De teor similar foi o voto no HC 296.759-RS, que, como já informado, teve julgamento em conjunto com o Recurso Especial acima mencionado:

Por fim, não descarto a possibilidade de afastar a incidência do art. 1.003, caput c/c seu § 1º, do CPC de 2015 por meio de interpretação consentânea com o critério da especialidade.
Deveras, ao confrontar a regra contida no caput c/c o § 1º, do art. 1.003 do CPC com a prevista nos arts. 4º, V, e 44, I, da LC. n. 80/1994, observa-se que aquela descreve a regra geral de intimação dos que detêm o ius postulandi (contagem do prazo a partir da intimação em audiência), ao passo que estas últimas referem-se especificamente aos membros da Defensoria Pública, atrelando a validade de intimação pessoal somente com a remessa dos autos.
(…)
Assim, por todo o exposto, parece-me ser a melhor interpretação do § 1º do art. 1.003 do CPC aquela que se harmoniza com a lei especial que trata da intimação pessoal da Defensoria Pública, de modo que a leitura feita do termo (sujeitos) referido pelo parágrafo primeiro não abarcaria a referida instituição tratada no caput”.

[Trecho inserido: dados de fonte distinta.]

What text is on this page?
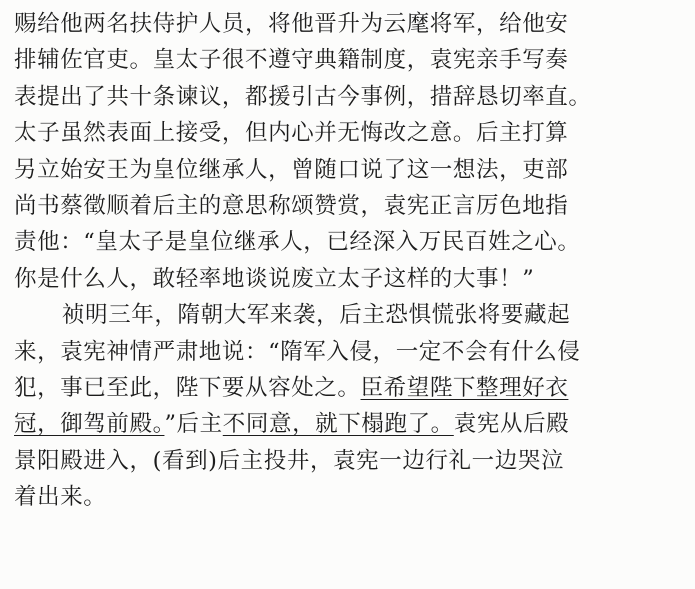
赐给他两名扶侍护人员，将他晋升为云麾将军，给他安
排辅佐官吏。皇太子很不遵守典籍制度，袁宪亲手写奏
表提出了共十条谏议，都援引古今事例，措辞恳切率直。
太子虽然表面上接受，但内心并无悔改之意。后主打算
另立始安王为皇位继承人，曾随口说了这一想法，吏部
尚书蔡徵顺着后主的意思称颂赞赏，袁宪正言厉色地指
责他：“皇太子是皇位继承人，已经深入万民百姓之心。
你是什么人，敢轻率地谈说废立太子这样的大事！”
祯明三年，隋朝大军来袭，后主恐惧慌张将要藏起
来，袁宪神情严肃地说：“隋军入侵，一定不会有什么侵
犯，事已至此，陛下要从容处之。臣希望陛下整理好衣
冠，御驾前殿。”后主不同意，就下榻跑了。袁宪从后殿
景阳殿进入，(看到)后主投井，袁宪一边行礼一边哭泣
着出来。
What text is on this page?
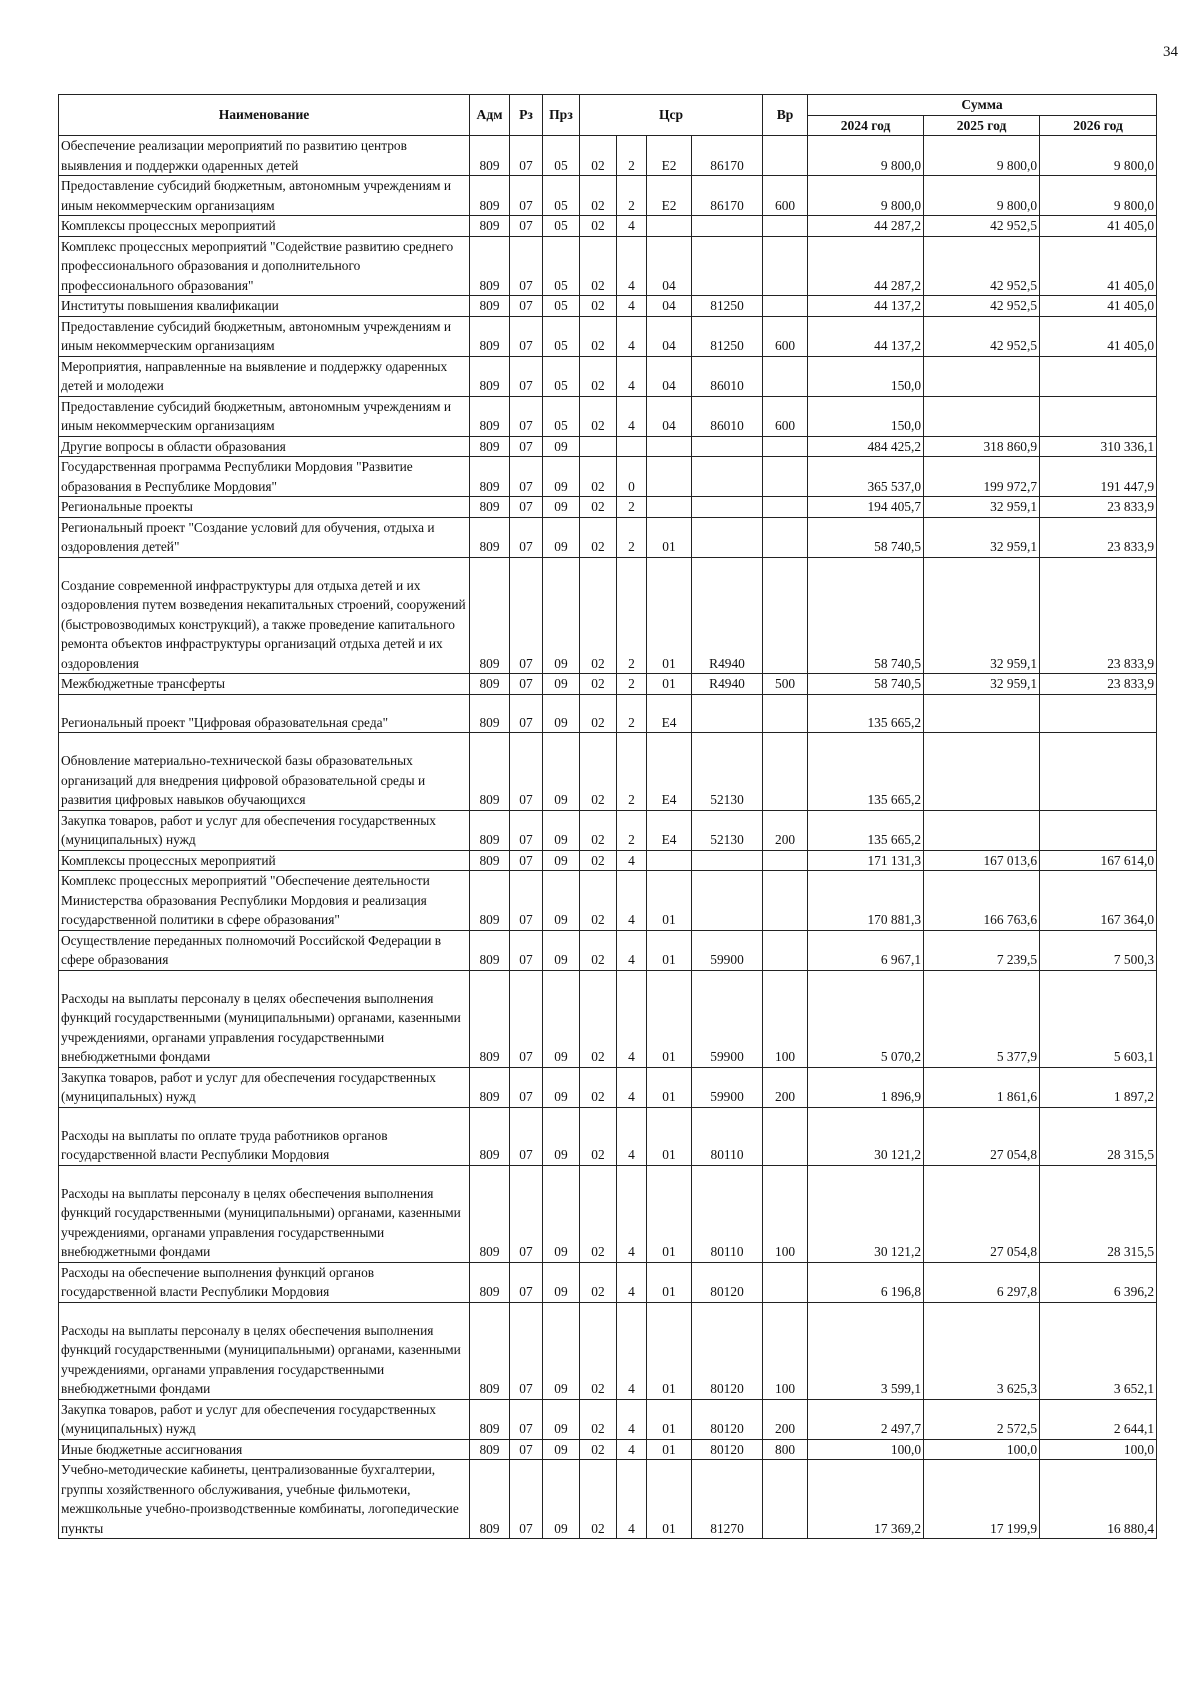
34
Наименование	Адм	Рз	Прз	Цср				Вр	Сумма		
									2024 год	2025 год	2026 год
Обеспечение реализации мероприятий по развитию центров выявления и поддержки одаренных детей	809	07	05	02	2	Е2	86170		9 800,0	9 800,0	9 800,0
Предоставление субсидий бюджетным, автономным учреждениям и иным некоммерческим организациям	809	07	05	02	2	Е2	86170	600	9 800,0	9 800,0	9 800,0
Комплексы процессных мероприятий	809	07	05	02	4				44 287,2	42 952,5	41 405,0
Комплекс процессных мероприятий "Содействие развитию среднего профессионального образования и дополнительного профессионального образования"	809	07	05	02	4	04			44 287,2	42 952,5	41 405,0
Институты повышения квалификации	809	07	05	02	4	04	81250		44 137,2	42 952,5	41 405,0
Предоставление субсидий бюджетным, автономным учреждениям и иным некоммерческим организациям	809	07	05	02	4	04	81250	600	44 137,2	42 952,5	41 405,0
Мероприятия, направленные на выявление и поддержку одаренных детей и молодежи	809	07	05	02	4	04	86010		150,0		
Предоставление субсидий бюджетным, автономным учреждениям и иным некоммерческим организациям	809	07	05	02	4	04	86010	600	150,0		
Другие вопросы в области образования	809	07	09						484 425,2	318 860,9	310 336,1
Государственная программа Республики Мордовия "Развитие образования в Республике Мордовия"	809	07	09	02	0				365 537,0	199 972,7	191 447,9
Региональные проекты	809	07	09	02	2				194 405,7	32 959,1	23 833,9
Региональный проект "Создание условий для обучения, отдыха и оздоровления детей"	809	07	09	02	2	01			58 740,5	32 959,1	23 833,9
Создание современной инфраструктуры для отдыха детей и их оздоровления путем возведения некапитальных строений, сооружений (быстровозводимых конструкций), а также проведение капитального ремонта объектов инфраструктуры организаций отдыха детей и их оздоровления	809	07	09	02	2	01	R4940		58 740,5	32 959,1	23 833,9
Межбюджетные трансферты	809	07	09	02	2	01	R4940	500	58 740,5	32 959,1	23 833,9
Региональный проект "Цифровая образовательная среда"	809	07	09	02	2	Е4			135 665,2		
Обновление материально-технической базы образовательных организаций для внедрения цифровой образовательной среды и развития цифровых навыков обучающихся	809	07	09	02	2	Е4	52130		135 665,2		
Закупка товаров, работ и услуг для обеспечения государственных (муниципальных) нужд	809	07	09	02	2	Е4	52130	200	135 665,2		
Комплексы процессных мероприятий	809	07	09	02	4				171 131,3	167 013,6	167 614,0
Комплекс процессных мероприятий "Обеспечение деятельности Министерства образования Республики Мордовия и реализация государственной политики в сфере образования"	809	07	09	02	4	01			170 881,3	166 763,6	167 364,0
Осуществление переданных полномочий Российской Федерации в сфере образования	809	07	09	02	4	01	59900		6 967,1	7 239,5	7 500,3
Расходы на выплаты персоналу в целях обеспечения выполнения функций государственными (муниципальными) органами, казенными учреждениями, органами управления государственными внебюджетными фондами	809	07	09	02	4	01	59900	100	5 070,2	5 377,9	5 603,1
Закупка товаров, работ и услуг для обеспечения государственных (муниципальных) нужд	809	07	09	02	4	01	59900	200	1 896,9	1 861,6	1 897,2
Расходы на выплаты по оплате труда работников органов государственной власти Республики Мордовия	809	07	09	02	4	01	80110		30 121,2	27 054,8	28 315,5
Расходы на выплаты персоналу в целях обеспечения выполнения функций государственными (муниципальными) органами, казенными учреждениями, органами управления государственными внебюджетными фондами	809	07	09	02	4	01	80110	100	30 121,2	27 054,8	28 315,5
Расходы на обеспечение выполнения функций органов государственной власти Республики Мордовия	809	07	09	02	4	01	80120		6 196,8	6 297,8	6 396,2
Расходы на выплаты персоналу в целях обеспечения выполнения функций государственными (муниципальными) органами, казенными учреждениями, органами управления государственными внебюджетными фондами	809	07	09	02	4	01	80120	100	3 599,1	3 625,3	3 652,1
Закупка товаров, работ и услуг для обеспечения государственных (муниципальных) нужд	809	07	09	02	4	01	80120	200	2 497,7	2 572,5	2 644,1
Иные бюджетные ассигнования	809	07	09	02	4	01	80120	800	100,0	100,0	100,0
Учебно-методические кабинеты, централизованные бухгалтерии, группы хозяйственного обслуживания, учебные фильмотеки, межшкольные учебно-производственные комбинаты, логопедические пункты	809	07	09	02	4	01	81270		17 369,2	17 199,9	16 880,4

Importante não perder de vista, ainda, que a Constituição da República reservou à lei complementar as normas relacionadas à Defensoria Pública e seu estatuto (artigos 134, parágrafos 1º e 4º combinado com 93), o que revela a existência de fator distintivo que reforça a prevalência das prerrogativas contidas na Lei Complementar 80/1994, quando em confronto com o CPC (Lei Ordinária).

Em decisão mais antiga, ainda sob a égide do CPC/1973, o STJ (RESP 1.190.865/MG) em ação de divórcio (processo civil portanto), já assentara que a despeito da presença do Defensor Público na audiência de instrução e julgamento, a intimação pessoal da Defensoria Pública somente se concretiza com a respectiva entrega dos autos com vista, em homenagem ao princípio constitucional da ampla defesa, sendo que tal prerrogativa tem a finalidade de proteger e preservar a própria função exercida pelo referido órgão e, principalmente, resguardar aqueles que não têm condições de contratar um defensor particular.

Seja entendendo-se pela diferenciação entre a data da intimação e a do início do prazo, seja entendendo que a intimação, ato complexo, somente se perfectibiliza com a entrega dos autos, certo é que o prazo somente começa com a remessa ou carga do processo, independentemente da presença do Defensor Público na audiência na qual a decisão foi proferida.

Questão que não merece não ser olvidada e que deverá ser também objeto de análise dos tribunais é a situação que envolver autos eletrônicos. Neste caso, o prazo somente deve ter início após o primeiro acesso do órgão ao processo após o ato (por exemplo, após a audiência na qual a decisão foi proferida). Esta consulta aos autos, é válido frisar, não ficará ao mero alvedrio da instituição, como se o prazo lhe fosse eterno. No caso de processo virtual incidirá o máximo de dez dias para a consulta aos autos, nos termos da lei 11.419/06 (Art. 5º, §3º), após o qual inicia-se automaticamente o prazo processual, considerando-se realizada a intimação.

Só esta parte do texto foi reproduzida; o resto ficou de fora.